Somebody pinch me. I must have been sleeping these past ten months because the tourists
are coming out of the woodwork. It's hard enough to be an Iranian and a Moslem in
Manhattan after September 11, but when I think of the people who died, people like
my neighbor and friend, Tom Pedicini, an equities broker for Cantor Fitzgerald who
worked on the 104th floor of the North Tower, and whose body has not been recovered,
dashing about the last few minutes of his life, frantic, trying to find an escape
from a collapsing building, I want to grab these tourists and shake them and scream
WHAT ARE YOU THINKING!
Tom was a human being and deserving of our respect. He wanted to be a musician and
many Saturday mornings, I awoke to his strumming guitar and mellifluous voice. The
path to his grave is paved with blood... not T-shirts and ice creams cones and cheap
photographs of buildings that once used to be.

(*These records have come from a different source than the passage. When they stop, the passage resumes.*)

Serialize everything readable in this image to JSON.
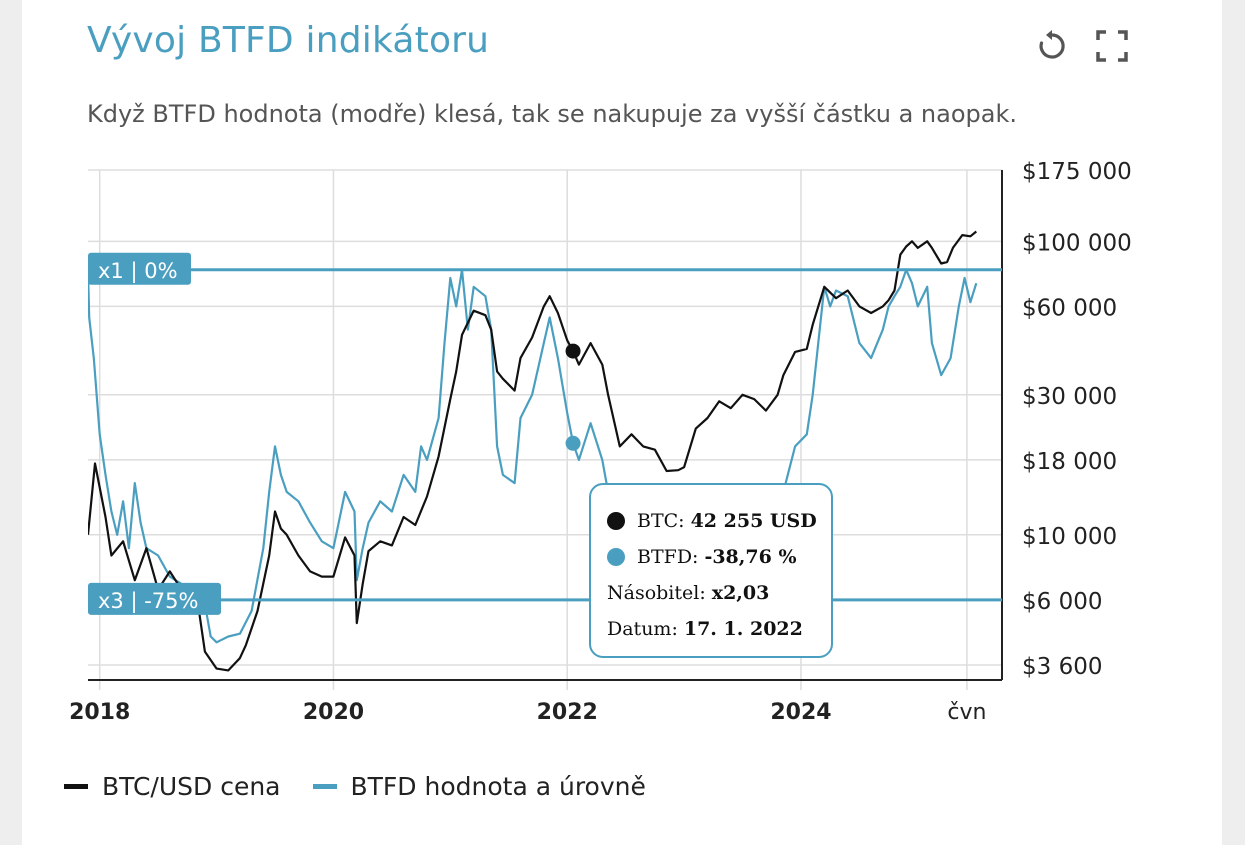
{
  "header": {
    "title": "Vývoj BTFD indikátoru",
    "subtitle": "Když BTFD hodnota (modře) klesá, tak se nakupuje za vyšší částku a naopak.",
    "reset_icon": "reset-icon",
    "fullscreen_icon": "fullscreen-icon"
  },
  "colors": {
    "btc": "#111111",
    "btfd": "#4a9fc0",
    "grid": "#dddddd",
    "axis": "#222222"
  },
  "chart_data": {
    "type": "line",
    "x_ticks": [
      {
        "label": "2018",
        "year": 2018.0
      },
      {
        "label": "2020",
        "year": 2020.0
      },
      {
        "label": "2022",
        "year": 2022.0
      },
      {
        "label": "2024",
        "year": 2024.0
      },
      {
        "label": "čvn",
        "year": 2025.42
      }
    ],
    "y_ticks": [
      {
        "label": "$175 000",
        "value": 175000
      },
      {
        "label": "$100 000",
        "value": 100000
      },
      {
        "label": "$60 000",
        "value": 60000
      },
      {
        "label": "$30 000",
        "value": 30000
      },
      {
        "label": "$18 000",
        "value": 18000
      },
      {
        "label": "$10 000",
        "value": 10000
      },
      {
        "label": "$6 000",
        "value": 6000
      },
      {
        "label": "$3 600",
        "value": 3600
      }
    ],
    "y_scale": "log",
    "ylim": [
      3200,
      175000
    ],
    "xlim": [
      2017.9,
      2025.72
    ],
    "levels": [
      {
        "label": "x1 | 0%",
        "value": 80000
      },
      {
        "label": "x3 | -75%",
        "value": 6000
      }
    ],
    "series": [
      {
        "name": "BTC/USD cena",
        "key": "btc",
        "points": [
          [
            2017.9,
            10000
          ],
          [
            2017.96,
            17500
          ],
          [
            2018.05,
            11500
          ],
          [
            2018.1,
            8500
          ],
          [
            2018.2,
            9500
          ],
          [
            2018.3,
            7000
          ],
          [
            2018.4,
            9000
          ],
          [
            2018.5,
            6500
          ],
          [
            2018.6,
            7500
          ],
          [
            2018.7,
            6500
          ],
          [
            2018.8,
            6300
          ],
          [
            2018.85,
            5500
          ],
          [
            2018.9,
            4000
          ],
          [
            2019.0,
            3500
          ],
          [
            2019.1,
            3450
          ],
          [
            2019.2,
            3800
          ],
          [
            2019.25,
            4200
          ],
          [
            2019.35,
            5500
          ],
          [
            2019.45,
            8500
          ],
          [
            2019.5,
            12000
          ],
          [
            2019.55,
            10500
          ],
          [
            2019.6,
            10000
          ],
          [
            2019.7,
            8500
          ],
          [
            2019.8,
            7500
          ],
          [
            2019.9,
            7200
          ],
          [
            2020.0,
            7200
          ],
          [
            2020.1,
            9800
          ],
          [
            2020.18,
            8500
          ],
          [
            2020.2,
            5000
          ],
          [
            2020.25,
            6800
          ],
          [
            2020.3,
            8800
          ],
          [
            2020.4,
            9500
          ],
          [
            2020.5,
            9200
          ],
          [
            2020.6,
            11500
          ],
          [
            2020.7,
            10800
          ],
          [
            2020.8,
            13500
          ],
          [
            2020.9,
            18500
          ],
          [
            2021.0,
            29000
          ],
          [
            2021.05,
            36000
          ],
          [
            2021.1,
            48000
          ],
          [
            2021.2,
            58000
          ],
          [
            2021.3,
            56000
          ],
          [
            2021.35,
            50000
          ],
          [
            2021.4,
            36000
          ],
          [
            2021.45,
            34000
          ],
          [
            2021.55,
            31000
          ],
          [
            2021.6,
            40000
          ],
          [
            2021.7,
            47000
          ],
          [
            2021.8,
            60000
          ],
          [
            2021.85,
            65000
          ],
          [
            2021.92,
            57000
          ],
          [
            2022.0,
            46000
          ],
          [
            2022.05,
            42255
          ],
          [
            2022.1,
            38000
          ],
          [
            2022.2,
            45000
          ],
          [
            2022.3,
            38000
          ],
          [
            2022.35,
            30000
          ],
          [
            2022.45,
            20000
          ],
          [
            2022.55,
            22000
          ],
          [
            2022.65,
            20000
          ],
          [
            2022.75,
            19500
          ],
          [
            2022.85,
            16500
          ],
          [
            2022.95,
            16600
          ],
          [
            2023.0,
            17000
          ],
          [
            2023.1,
            23000
          ],
          [
            2023.2,
            25000
          ],
          [
            2023.3,
            28500
          ],
          [
            2023.4,
            27000
          ],
          [
            2023.5,
            30000
          ],
          [
            2023.6,
            29000
          ],
          [
            2023.7,
            26500
          ],
          [
            2023.8,
            30000
          ],
          [
            2023.85,
            35000
          ],
          [
            2023.95,
            42000
          ],
          [
            2024.05,
            43000
          ],
          [
            2024.1,
            52000
          ],
          [
            2024.2,
            70000
          ],
          [
            2024.3,
            64000
          ],
          [
            2024.4,
            68000
          ],
          [
            2024.5,
            60000
          ],
          [
            2024.6,
            57000
          ],
          [
            2024.7,
            60000
          ],
          [
            2024.75,
            63000
          ],
          [
            2024.8,
            68000
          ],
          [
            2024.85,
            90000
          ],
          [
            2024.9,
            96000
          ],
          [
            2024.95,
            100000
          ],
          [
            2025.0,
            95000
          ],
          [
            2025.08,
            100000
          ],
          [
            2025.12,
            95000
          ],
          [
            2025.2,
            84000
          ],
          [
            2025.25,
            85000
          ],
          [
            2025.3,
            95000
          ],
          [
            2025.38,
            105000
          ],
          [
            2025.45,
            104000
          ],
          [
            2025.5,
            108000
          ]
        ]
      },
      {
        "name": "BTFD hodnota a úrovně",
        "key": "btfd",
        "points": [
          [
            2017.9,
            80000
          ],
          [
            2017.91,
            55000
          ],
          [
            2017.95,
            40000
          ],
          [
            2018.0,
            22000
          ],
          [
            2018.05,
            16000
          ],
          [
            2018.1,
            12000
          ],
          [
            2018.15,
            10000
          ],
          [
            2018.2,
            13000
          ],
          [
            2018.25,
            9000
          ],
          [
            2018.3,
            15000
          ],
          [
            2018.35,
            11000
          ],
          [
            2018.4,
            9000
          ],
          [
            2018.5,
            8500
          ],
          [
            2018.6,
            7200
          ],
          [
            2018.7,
            6800
          ],
          [
            2018.8,
            6300
          ],
          [
            2018.9,
            5800
          ],
          [
            2018.95,
            4500
          ],
          [
            2019.0,
            4300
          ],
          [
            2019.1,
            4500
          ],
          [
            2019.2,
            4600
          ],
          [
            2019.3,
            5500
          ],
          [
            2019.4,
            9000
          ],
          [
            2019.45,
            14000
          ],
          [
            2019.5,
            20000
          ],
          [
            2019.55,
            16000
          ],
          [
            2019.6,
            14000
          ],
          [
            2019.7,
            13000
          ],
          [
            2019.8,
            11000
          ],
          [
            2019.9,
            9500
          ],
          [
            2020.0,
            9000
          ],
          [
            2020.1,
            14000
          ],
          [
            2020.18,
            12000
          ],
          [
            2020.2,
            7000
          ],
          [
            2020.25,
            9000
          ],
          [
            2020.3,
            11000
          ],
          [
            2020.4,
            13000
          ],
          [
            2020.5,
            12000
          ],
          [
            2020.6,
            16000
          ],
          [
            2020.7,
            14000
          ],
          [
            2020.75,
            20000
          ],
          [
            2020.8,
            18000
          ],
          [
            2020.9,
            25000
          ],
          [
            2020.95,
            45000
          ],
          [
            2021.0,
            75000
          ],
          [
            2021.05,
            60000
          ],
          [
            2021.1,
            80000
          ],
          [
            2021.15,
            50000
          ],
          [
            2021.2,
            70000
          ],
          [
            2021.3,
            65000
          ],
          [
            2021.35,
            50000
          ],
          [
            2021.4,
            20000
          ],
          [
            2021.45,
            16000
          ],
          [
            2021.55,
            15000
          ],
          [
            2021.6,
            25000
          ],
          [
            2021.7,
            30000
          ],
          [
            2021.8,
            45000
          ],
          [
            2021.85,
            55000
          ],
          [
            2021.92,
            40000
          ],
          [
            2022.0,
            26000
          ],
          [
            2022.05,
            20500
          ],
          [
            2022.1,
            18000
          ],
          [
            2022.2,
            24000
          ],
          [
            2022.3,
            18000
          ],
          [
            2022.35,
            14000
          ]
        ],
        "points_b": [
          [
            2023.85,
            14000
          ],
          [
            2023.95,
            20000
          ],
          [
            2024.05,
            22000
          ],
          [
            2024.1,
            30000
          ],
          [
            2024.2,
            70000
          ],
          [
            2024.25,
            60000
          ],
          [
            2024.3,
            68000
          ],
          [
            2024.4,
            65000
          ],
          [
            2024.5,
            45000
          ],
          [
            2024.6,
            40000
          ],
          [
            2024.7,
            50000
          ],
          [
            2024.75,
            60000
          ],
          [
            2024.8,
            65000
          ],
          [
            2024.85,
            70000
          ],
          [
            2024.9,
            80000
          ],
          [
            2024.95,
            72000
          ],
          [
            2025.0,
            60000
          ],
          [
            2025.08,
            70000
          ],
          [
            2025.12,
            45000
          ],
          [
            2025.2,
            35000
          ],
          [
            2025.28,
            40000
          ],
          [
            2025.35,
            60000
          ],
          [
            2025.4,
            75000
          ],
          [
            2025.45,
            62000
          ],
          [
            2025.5,
            72000
          ]
        ]
      }
    ],
    "hover": {
      "year": 2022.05,
      "btc": 42255,
      "btfd_plot": 20500
    }
  },
  "tooltip": {
    "btc_label": "BTC:",
    "btc_value": "42 255 USD",
    "btfd_label": "BTFD:",
    "btfd_value": "-38,76 %",
    "mult_label": "Násobitel:",
    "mult_value": "x2,03",
    "date_label": "Datum:",
    "date_value": "17. 1. 2022"
  },
  "legend": [
    {
      "label": "BTC/USD cena",
      "color": "#111111"
    },
    {
      "label": "BTFD hodnota a úrovně",
      "color": "#4a9fc0"
    }
  ]
}
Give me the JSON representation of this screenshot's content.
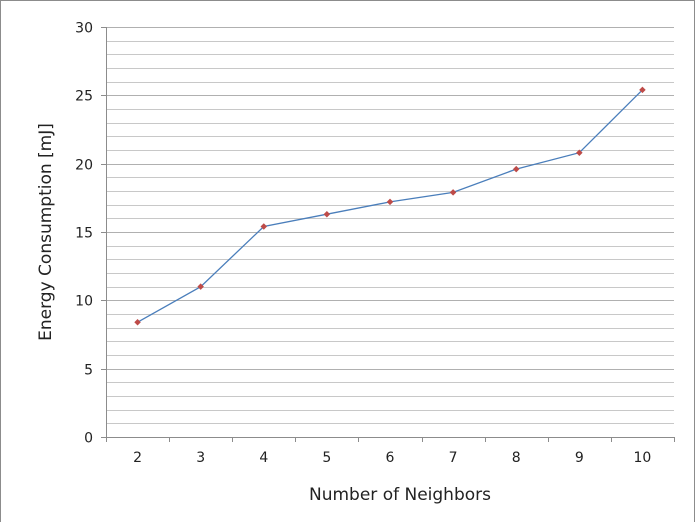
{
  "chart_data": {
    "type": "line",
    "xlabel": "Number of Neighbors",
    "ylabel": "Energy Consumption [mJ]",
    "categories": [
      "2",
      "3",
      "4",
      "5",
      "6",
      "7",
      "8",
      "9",
      "10"
    ],
    "series": [
      {
        "values": [
          8.4,
          11.0,
          15.4,
          16.3,
          17.2,
          17.9,
          19.6,
          20.8,
          25.4
        ],
        "line_color": "#4a7ebb",
        "marker_color": "#be4b48"
      }
    ],
    "ylim": [
      0,
      30
    ],
    "y_major_ticks": [
      0,
      5,
      10,
      15,
      20,
      25,
      30
    ],
    "y_minor_step": 1,
    "grid": true,
    "grid_color": "#c8c8c8",
    "major_grid_color": "#b0b0b0",
    "legend": "none"
  }
}
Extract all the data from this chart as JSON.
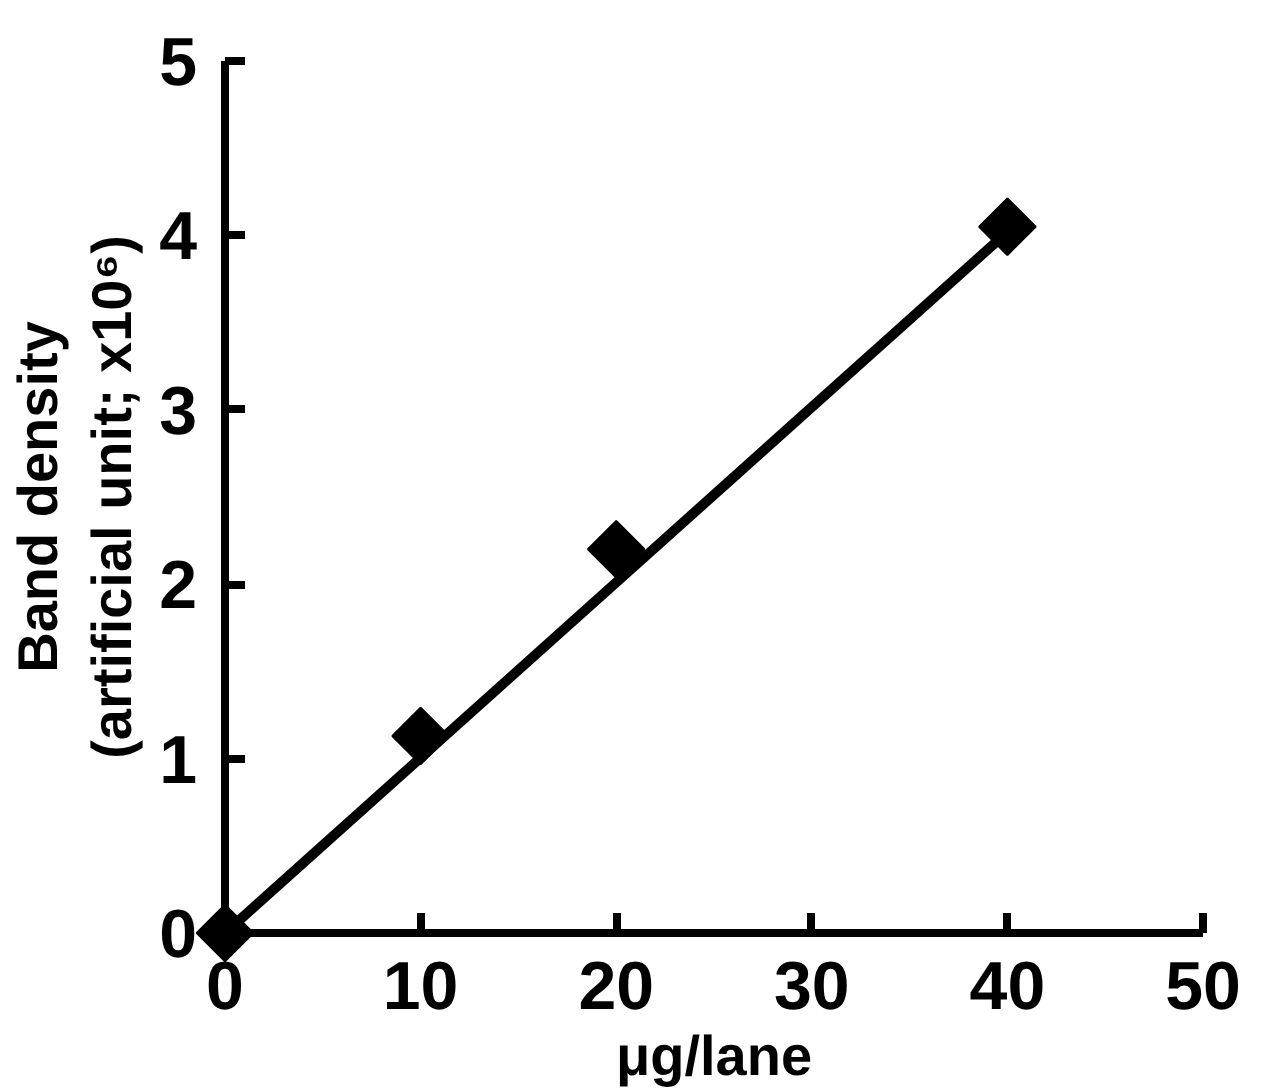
{
  "chart_data": {
    "type": "scatter",
    "xlabel": "μg/lane",
    "ylabel": "Band density\n(artificial unit; x10⁶)",
    "x": [
      0,
      10,
      20,
      40
    ],
    "series": [
      {
        "color": "#000000",
        "values": [
          0,
          1.13,
          2.2,
          4.05
        ],
        "marker": "diamond"
      },
      {
        "type": "line",
        "color": "#000000",
        "x": [
          0,
          40
        ],
        "values": [
          0,
          4.02
        ],
        "line_style": "solid"
      }
    ],
    "xlim": [
      0,
      50
    ],
    "ylim": [
      0,
      5
    ],
    "xticks": [
      0,
      10,
      20,
      30,
      40,
      50
    ],
    "yticks": [
      0,
      1,
      2,
      3,
      4,
      5
    ],
    "grid": false
  }
}
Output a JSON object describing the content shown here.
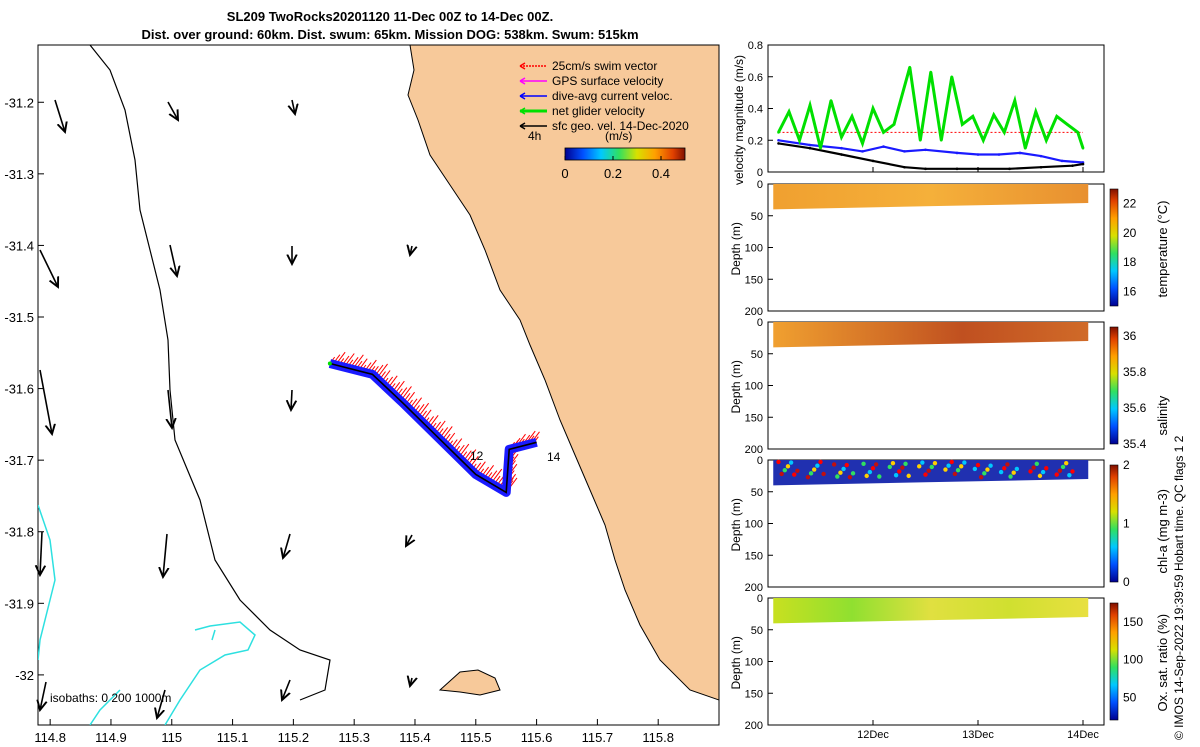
{
  "header": {
    "title_line1": "SL209 TwoRocks20201120 11-Dec 00Z to 14-Dec 00Z.",
    "title_line2": "Dist. over ground: 60km. Dist. swum: 65km. Mission DOG: 538km. Swum: 515km"
  },
  "credit": "© IMOS 14-Sep-2022 19:39:59 Hobart time. QC flags 1  2",
  "colors": {
    "land": "#f7c99a",
    "glider_track": "#1a1aff",
    "swim_vector": "#ff0000",
    "isobath": "#2de0e0",
    "net_velocity": "#00e000"
  },
  "chart_data": [
    {
      "type": "scatter",
      "name": "track-map",
      "xlim": [
        114.78,
        115.9
      ],
      "ylim": [
        -32.07,
        -31.12
      ],
      "x_ticks": [
        "114.8",
        "114.9",
        "115",
        "115.1",
        "115.2",
        "115.3",
        "115.4",
        "115.5",
        "115.6",
        "115.7",
        "115.8"
      ],
      "y_ticks": [
        "-31.2",
        "-31.3",
        "-31.4",
        "-31.5",
        "-31.6",
        "-31.7",
        "-31.8",
        "-31.9",
        "-32"
      ],
      "legend": [
        {
          "label": "25cm/s swim vector",
          "color": "#ff0000"
        },
        {
          "label": "GPS surface velocity",
          "color": "#ff00ff"
        },
        {
          "label": "dive-avg current veloc.",
          "color": "#0000ff"
        },
        {
          "label": "net glider velocity",
          "color": "#00e000"
        },
        {
          "label": "sfc geo. vel. 14-Dec-2020",
          "color": "#000000"
        }
      ],
      "vector_scale_label": "4h",
      "colorbar": {
        "label": "(m/s)",
        "ticks": [
          "0",
          "0.2",
          "0.4"
        ],
        "range": [
          0,
          0.5
        ]
      },
      "track_labels": [
        "12",
        "14"
      ],
      "isobath_label": "isobaths: 0   200  1000m",
      "track": {
        "lon": [
          115.26,
          115.33,
          115.38,
          115.44,
          115.5,
          115.55,
          115.555,
          115.6
        ],
        "lat": [
          -31.565,
          -31.58,
          -31.62,
          -31.67,
          -31.72,
          -31.745,
          -31.685,
          -31.675
        ]
      }
    },
    {
      "type": "line",
      "name": "velocity-magnitude",
      "ylabel": "velocity magnitude (m/s)",
      "ylim": [
        0,
        0.8
      ],
      "y_ticks": [
        "0",
        "0.2",
        "0.4",
        "0.6",
        "0.8"
      ],
      "x_ticks": [
        "12Dec",
        "13Dec",
        "14Dec"
      ],
      "xlim": [
        11,
        14.2
      ],
      "series": [
        {
          "name": "dive-avg current",
          "color": "#1a1aff",
          "x": [
            11.1,
            11.4,
            11.7,
            11.9,
            12.1,
            12.3,
            12.5,
            12.8,
            13.0,
            13.2,
            13.4,
            13.6,
            13.8,
            14.0
          ],
          "y": [
            0.2,
            0.17,
            0.15,
            0.13,
            0.16,
            0.13,
            0.14,
            0.12,
            0.11,
            0.11,
            0.12,
            0.1,
            0.07,
            0.06
          ]
        },
        {
          "name": "surface velocity",
          "color": "#000000",
          "x": [
            11.1,
            11.4,
            11.7,
            12.0,
            12.3,
            12.5,
            12.8,
            13.0,
            13.3,
            13.6,
            13.9,
            14.0
          ],
          "y": [
            0.18,
            0.15,
            0.11,
            0.07,
            0.03,
            0.02,
            0.02,
            0.02,
            0.02,
            0.03,
            0.04,
            0.05
          ]
        },
        {
          "name": "net glider",
          "color": "#00e000",
          "x": [
            11.1,
            11.2,
            11.3,
            11.4,
            11.5,
            11.6,
            11.7,
            11.8,
            11.9,
            12.0,
            12.1,
            12.2,
            12.35,
            12.45,
            12.55,
            12.65,
            12.75,
            12.85,
            12.95,
            13.05,
            13.15,
            13.25,
            13.35,
            13.45,
            13.55,
            13.65,
            13.75,
            13.85,
            13.95,
            14.0
          ],
          "y": [
            0.25,
            0.38,
            0.2,
            0.42,
            0.15,
            0.45,
            0.22,
            0.35,
            0.18,
            0.4,
            0.25,
            0.3,
            0.66,
            0.2,
            0.63,
            0.2,
            0.6,
            0.3,
            0.35,
            0.2,
            0.36,
            0.25,
            0.45,
            0.15,
            0.38,
            0.2,
            0.35,
            0.3,
            0.25,
            0.15
          ]
        }
      ]
    },
    {
      "type": "heatmap",
      "name": "temperature-section",
      "ylabel": "Depth (m)",
      "ylim": [
        200,
        0
      ],
      "y_ticks": [
        "0",
        "50",
        "100",
        "150",
        "200"
      ],
      "colorbar": {
        "label": "temperature (°C)",
        "ticks": [
          "16",
          "18",
          "20",
          "22"
        ],
        "range": [
          15,
          23
        ]
      }
    },
    {
      "type": "heatmap",
      "name": "salinity-section",
      "ylabel": "Depth (m)",
      "ylim": [
        200,
        0
      ],
      "y_ticks": [
        "0",
        "50",
        "100",
        "150",
        "200"
      ],
      "colorbar": {
        "label": "salinity",
        "ticks": [
          "35.4",
          "35.6",
          "35.8",
          "36"
        ],
        "range": [
          35.4,
          36.05
        ]
      }
    },
    {
      "type": "heatmap",
      "name": "chla-section",
      "ylabel": "Depth (m)",
      "ylim": [
        200,
        0
      ],
      "y_ticks": [
        "0",
        "50",
        "100",
        "150",
        "200"
      ],
      "colorbar": {
        "label": "chl-a (mg m-3)",
        "ticks": [
          "0",
          "1",
          "2"
        ],
        "range": [
          0,
          2
        ]
      }
    },
    {
      "type": "heatmap",
      "name": "oxygen-section",
      "ylabel": "Depth (m)",
      "ylim": [
        200,
        0
      ],
      "y_ticks": [
        "0",
        "50",
        "100",
        "150",
        "200"
      ],
      "x_ticks": [
        "12Dec",
        "13Dec",
        "14Dec"
      ],
      "colorbar": {
        "label": "Ox. sat. ratio (%)",
        "ticks": [
          "50",
          "100",
          "150"
        ],
        "range": [
          20,
          175
        ]
      }
    }
  ]
}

A fitting tribute to his and the many others who died that day is a quiet and dignified
respect, not pushing and shoving to take a picture of what is essentially a large,
gaping hole.
If you happen to come to New York City, and I urge you to do so, and wish to visit
Ground Zero, please remember those who died and honor their memories by giving and
not taking: place flowers along the walls beneath their pictures or say a quiet blessing,
whatever your beliefs, for the those who will never see their family members again.